Viaggia molto e a lungo per paesi e pianeti, e di popoli e costumi ne conosce tanti. Nessuno di questi gli va bene per il suo progetto, c’è sempre qualcosa o qualcuno che lo delude: c’è chi è troppo zuccheroso e senza sale in zucca; c’è chi è fatto di sapone e perciò, quando parla, gli escono di bocca solo bolle, “Il vento le fa scoppiare / silenziosamente… / e di tante belle parole / non rimane più niente“; chi è fatto di ghiaccio ed è quindi impossibile stargli vicino senza gelare. C’è il pianeta fanciullo, dove i bambini non crescono mai e “di diventare grandi non ne vogliono sapere: / così sono felici, / così vogliono rimanere…“. C’è il paese del «ni», dove la gente è timida un bel po’ e non dice mai chiaro né di sì né di no – questo fa particolarmente arrabbiare Giovannino, che ben presto si stufa e all’insulso paese dice tre volte no.

Giovannino se la rischia, corre pericoli, si danna, si scombina l’umore e la vita, perde cose, a volte si stanca – un desiderio smanioso come il suo richiede eccezionale impegno. Ma non si ammala mai. Non si ammala mai di tristezza perpetua, né di fifa paralizzante. Sa quello che vuole e sa andare avanti, sorretto solo dalla sua capacità di meravigliarsi ancora, alla ricerca del posto in cui vale la pena fermarsi a diventare grandi e invecchiare bene.

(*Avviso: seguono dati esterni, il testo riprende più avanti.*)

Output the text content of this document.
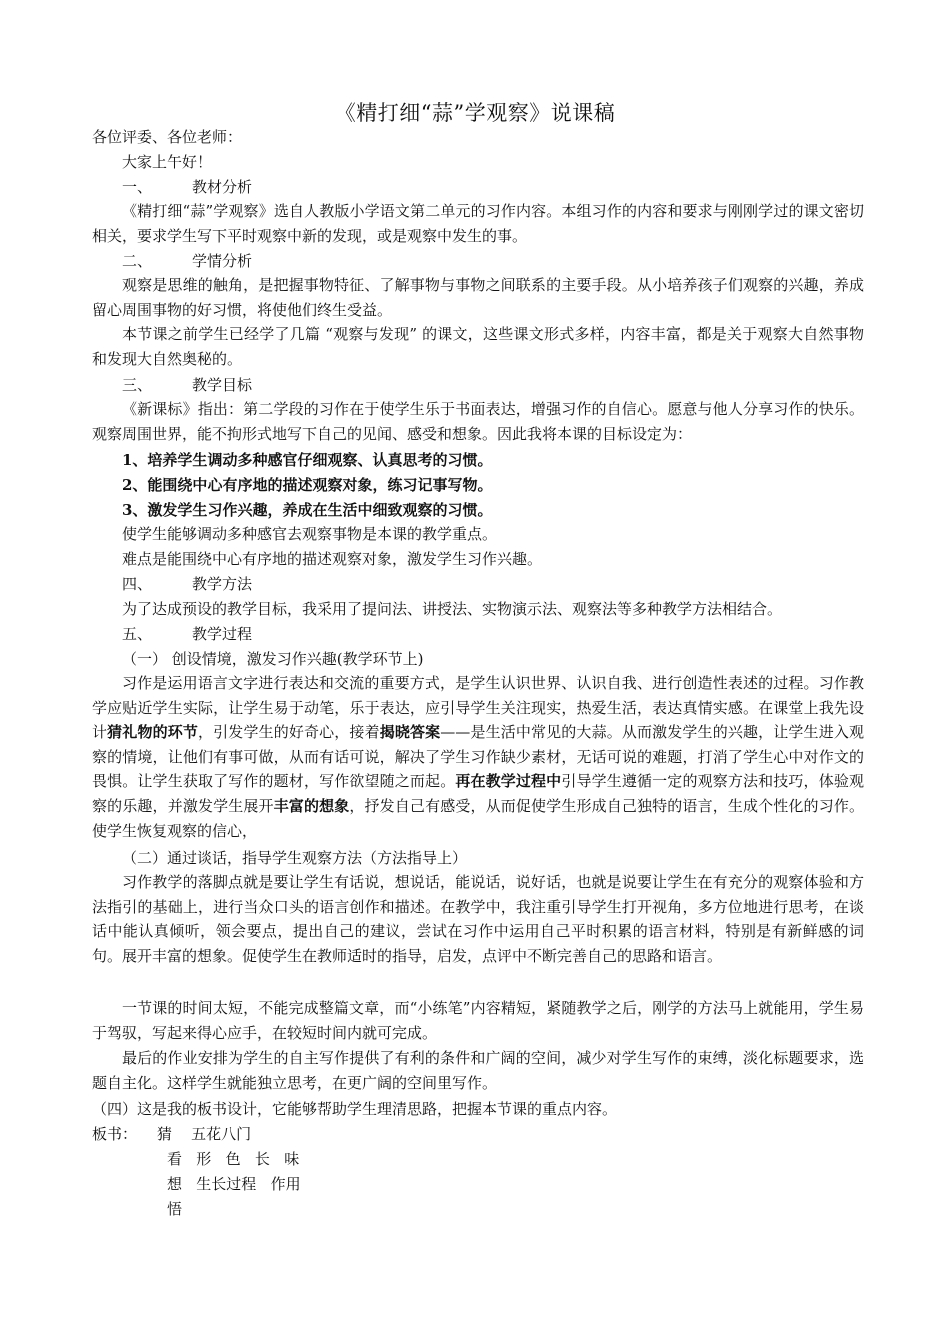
《精打细“蒜”学观察》说课稿
各位评委、各位老师：
大家上午好！
一、	教材分析
《精打细“蒜”学观察》选自人教版小学语文第二单元的习作内容。本组习作的内容和要求与刚刚学过的课文密切相关，要求学生写下平时观察中新的发现，或是观察中发生的事。
二、	学情分析
观察是思维的触角，是把握事物特征、了解事物与事物之间联系的主要手段。从小培养孩子们观察的兴趣，养成留心周围事物的好习惯，将使他们终生受益。
本节课之前学生已经学了几篇 “观察与发现” 的课文，这些课文形式多样，内容丰富，都是关于观察大自然事物和发现大自然奥秘的。
三、	教学目标
《新课标》指出：第二学段的习作在于使学生乐于书面表达，增强习作的自信心。愿意与他人分享习作的快乐。观察周围世界，能不拘形式地写下自己的见闻、感受和想象。因此我将本课的目标设定为：
1、培养学生调动多种感官仔细观察、认真思考的习惯。
2、能围绕中心有序地的描述观察对象，练习记事写物。
3、激发学生习作兴趣，养成在生活中细致观察的习惯。
使学生能够调动多种感官去观察事物是本课的教学重点。
难点是能围绕中心有序地的描述观察对象，激发学生习作兴趣。
四、	教学方法
为了达成预设的教学目标，我采用了提问法、讲授法、实物演示法、观察法等多种教学方法相结合。
五、	教学过程
（一） 创设情境，激发习作兴趣(教学环节上)
习作是运用语言文字进行表达和交流的重要方式，是学生认识世界、认识自我、进行创造性表述的过程。习作教学应贴近学生实际，让学生易于动笔，乐于表达，应引导学生关注现实，热爱生活，表达真情实感。在课堂上我先设计猜礼物的环节，引发学生的好奇心，接着揭晓答案——是生活中常见的大蒜。从而激发学生的兴趣，让学生进入观察的情境，让他们有事可做，从而有话可说，解决了学生习作缺少素材，无话可说的难题，打消了学生心中对作文的畏惧。让学生获取了写作的题材，写作欲望随之而起。再在教学过程中引导学生遵循一定的观察方法和技巧，体验观察的乐趣，并激发学生展开丰富的想象，抒发自己有感受，从而促使学生形成自己独特的语言，生成个性化的习作。使学生恢复观察的信心，
（二）通过谈话，指导学生观察方法（方法指导上）
习作教学的落脚点就是要让学生有话说，想说话，能说话，说好话，也就是说要让学生在有充分的观察体验和方法指引的基础上，进行当众口头的语言创作和描述。在教学中，我注重引导学生打开视角，多方位地进行思考，在谈话中能认真倾听，领会要点，提出自己的建议，尝试在习作中运用自己平时积累的语言材料，特别是有新鲜感的词句。展开丰富的想象。促使学生在教师适时的指导，启发，点评中不断完善自己的思路和语言。
一节课的时间太短，不能完成整篇文章，而“小练笔”内容精短，紧随教学之后，刚学的方法马上就能用，学生易于驾驭，写起来得心应手，在较短时间内就可完成。
最后的作业安排为学生的自主写作提供了有利的条件和广阔的空间，减少对学生写作的束缚，淡化标题要求，选题自主化。这样学生就能独立思考，在更广阔的空间里写作。
（四）这是我的板书设计，它能够帮助学生理清思路，把握本节课的重点内容。
板书： 猜    五花八门
看   形   色   长   味
想   生长过程   作用
悟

Ecco la filastrocca che rileggo oggi e che mi risuona in testa:

Giovannino Perdigiorno
ha perso il tram di mezzogiorno,
ha perso la voce, l’appetito,
ha perso la voglia di alzare un dito,
ha perso il turno, ha perso la quota,
ha perso la testa (ma era vuota),
ha perso le staffe, ha perso l’ombrello,
ha perso la chiave del cancello,
ha perso la foglia, ha perso la via:
tutto è perduto fuorché l’allegria.


“Di Salvatore Annalisa, nata 02/09/1981, Kg 57, H 1.65, Mq 1.62.
In data 23/08/2023 esegue 8° taxolo settimanale:
Sol. fisiologica 100 ml + Pantorc 1 fl in 20′ – Sol. fisiologica 100 ml + DECADRON 8 mg in 15′ – Sol. fisiologica 100 ml + TRIMETON 10 mg (1 fiala) in 15′ – Sol. fisiologica 100 cc + Ondansetron 1 fiala in 20′ – TAXOLO 120 mg (80 mg/mq approssimato) in 250 ml sol. fisiologica (durata infusione: 1 ora) da utilizzare con l’apposito set di infusione (non impiegare materiali in PVC: agocannule, connettori). Un infermiere deve essere sempre presente e il medico nelle immediate vicinanze”.